According to IFC projections, the ACCT Fund will contribute at least $530 million to the economies in which it invests through direct, indirect, and induced benefits in agricultural, retail, transportation, and recreation. According to IFC, the investment will also save approximately 21,200 full-time employment.
“We are grateful for IFC’s support for this innovative and very important initiative,” stated Maarten Weehuizen, Managing Director of the ACCT Fund. “The ACCT Fund is an impact investment vehicle that strikes a balance between financial objectives and a clear conservation and community impact agenda.”

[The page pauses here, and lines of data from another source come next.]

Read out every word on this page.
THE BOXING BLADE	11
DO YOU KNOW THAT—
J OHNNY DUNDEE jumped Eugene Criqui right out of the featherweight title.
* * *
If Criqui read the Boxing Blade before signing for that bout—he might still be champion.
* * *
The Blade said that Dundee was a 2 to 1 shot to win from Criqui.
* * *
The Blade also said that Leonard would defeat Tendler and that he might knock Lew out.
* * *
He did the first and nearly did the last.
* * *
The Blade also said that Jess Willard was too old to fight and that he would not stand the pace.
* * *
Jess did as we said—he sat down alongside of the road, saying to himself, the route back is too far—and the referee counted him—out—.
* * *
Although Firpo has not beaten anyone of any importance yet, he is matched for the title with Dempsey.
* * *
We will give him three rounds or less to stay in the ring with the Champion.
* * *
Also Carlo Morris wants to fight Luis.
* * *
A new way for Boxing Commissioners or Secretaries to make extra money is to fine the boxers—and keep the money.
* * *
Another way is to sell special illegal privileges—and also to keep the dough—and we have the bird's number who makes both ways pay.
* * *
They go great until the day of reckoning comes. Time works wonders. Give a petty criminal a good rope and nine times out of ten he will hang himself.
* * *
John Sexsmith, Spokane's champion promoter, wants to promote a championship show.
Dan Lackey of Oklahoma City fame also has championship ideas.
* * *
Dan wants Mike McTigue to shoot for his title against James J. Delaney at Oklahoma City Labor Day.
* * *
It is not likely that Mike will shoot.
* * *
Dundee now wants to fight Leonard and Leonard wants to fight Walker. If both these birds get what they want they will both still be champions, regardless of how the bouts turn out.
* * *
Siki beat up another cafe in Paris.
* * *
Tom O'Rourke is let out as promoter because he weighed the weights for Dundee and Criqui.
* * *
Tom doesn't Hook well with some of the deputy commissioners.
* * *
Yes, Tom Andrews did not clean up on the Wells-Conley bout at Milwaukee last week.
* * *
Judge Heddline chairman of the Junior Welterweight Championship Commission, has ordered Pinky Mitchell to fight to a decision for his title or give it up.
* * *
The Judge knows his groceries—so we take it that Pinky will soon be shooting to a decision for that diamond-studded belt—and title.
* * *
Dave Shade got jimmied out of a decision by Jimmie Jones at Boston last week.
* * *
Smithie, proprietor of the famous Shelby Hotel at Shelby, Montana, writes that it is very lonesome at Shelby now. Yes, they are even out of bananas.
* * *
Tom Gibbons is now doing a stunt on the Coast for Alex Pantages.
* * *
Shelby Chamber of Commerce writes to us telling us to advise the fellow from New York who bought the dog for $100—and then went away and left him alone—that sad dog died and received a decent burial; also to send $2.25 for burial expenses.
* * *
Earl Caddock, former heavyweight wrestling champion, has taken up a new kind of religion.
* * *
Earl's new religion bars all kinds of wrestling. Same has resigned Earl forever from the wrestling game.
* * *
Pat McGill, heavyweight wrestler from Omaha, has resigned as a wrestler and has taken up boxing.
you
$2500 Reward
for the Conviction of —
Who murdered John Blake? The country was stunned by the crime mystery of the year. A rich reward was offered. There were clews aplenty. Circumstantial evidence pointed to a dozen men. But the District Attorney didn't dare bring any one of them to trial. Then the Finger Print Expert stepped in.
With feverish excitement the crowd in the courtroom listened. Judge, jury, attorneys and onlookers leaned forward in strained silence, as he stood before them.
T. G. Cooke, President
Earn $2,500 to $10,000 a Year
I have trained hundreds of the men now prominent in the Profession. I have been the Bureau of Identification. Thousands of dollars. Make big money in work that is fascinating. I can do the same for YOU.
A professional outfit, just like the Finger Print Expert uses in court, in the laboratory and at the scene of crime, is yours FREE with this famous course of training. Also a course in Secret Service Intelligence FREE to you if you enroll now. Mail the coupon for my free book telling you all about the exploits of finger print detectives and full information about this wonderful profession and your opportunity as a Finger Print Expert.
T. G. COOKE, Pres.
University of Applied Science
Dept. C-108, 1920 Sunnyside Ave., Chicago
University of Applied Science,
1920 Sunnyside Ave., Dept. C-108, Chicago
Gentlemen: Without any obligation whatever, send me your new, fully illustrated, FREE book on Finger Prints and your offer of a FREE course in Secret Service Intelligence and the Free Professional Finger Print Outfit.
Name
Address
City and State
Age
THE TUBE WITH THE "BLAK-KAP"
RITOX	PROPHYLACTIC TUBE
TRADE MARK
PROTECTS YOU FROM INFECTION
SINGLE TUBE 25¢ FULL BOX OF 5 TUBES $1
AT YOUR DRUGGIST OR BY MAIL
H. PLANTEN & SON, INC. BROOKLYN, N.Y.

“Tourism is critical to the long-term survival of conservation landscapes across the African continent, to the benefit of the people and wildlife who depend on them,” Weehuizen added. “Even prior to the COVID pandemic, these areas were under significant pressure; tourism provides jobs in rural areas, funding for nature protection, and its activities with guests in these landscapes significantly reduce the risk of poaching, deforestation, and land conversion.”
Ecotourism companies are dedicated to safeguarding the environment and wildlife in the areas where they operate.
“As part of this innovative blended finance approach, IFC has partnered with the Nature Conservancy, a global environmental conservation organization, to support sustainable ecotourism and deliver impact to small tourism operators,” said Sérgio Pimenta, Vice President of the IFC for Africa. “The IFC’s investment in the ACCT Fund will assist financially disadvantaged ecotourism businesses in retaining jobs and contributing to the local economy.” The collaboration coincides with the IFC’s aim to promote the revitalization of domestic and regional tourism industries, as well as to use a variety of funding options to support nations’ development priorities.”
The fund has already completed its final close, with a total of $70 million raised thanks to IFC and other investors. The ACCT Fund is designed with three capital tranches: grant funding, junior equity funding, and senior equity funding. In the senior equity tranche, IFC will contribute up to $13 million.
In addition to financing, IFC will provide non-commercial risk mitigation and capacity building by assisting in the development of climate guidelines, which will help set standards for the sector and assist operators in improving their environmental performance by reducing energy and water use and improving waste management.
The ACCT Fund is firmly integrated with the beneficiary nations’ national tourism strategies, which were established to promote the recovery and resilience of their respective tourism businesses following the COVID-19 epidemic.
The ACCT Fund is consistent with the World Bank Group’s goals of eradicating extreme poverty and promoting shared prosperity, as well as the World Bank Group’s Green Resilient and Inclusive Development (GRID) framework, which aims to repair structural damage caused by COVID-19, accelerate climate change mitigation and adaptation, and support a strong and sustainable recovery.
The ACCT Fund was initially established to provide flexible bridge financing to conservation tourism businesses in Sub-Saharan Africa that had been severely impacted by the COVID-19 pandemic and resulting travel restrictions, in order to support job retention, continued payment of conservation area fees, and other ongoing conservation and community development initiatives.
As the sector recovers from the COVID-19 epidemic, the ACCT Fund has expanded to include a more holistic focus on the sustainable expansion of conservation tourism activities in high-value conservation regions in order to stimulate substantial and incremental conservation and community impact.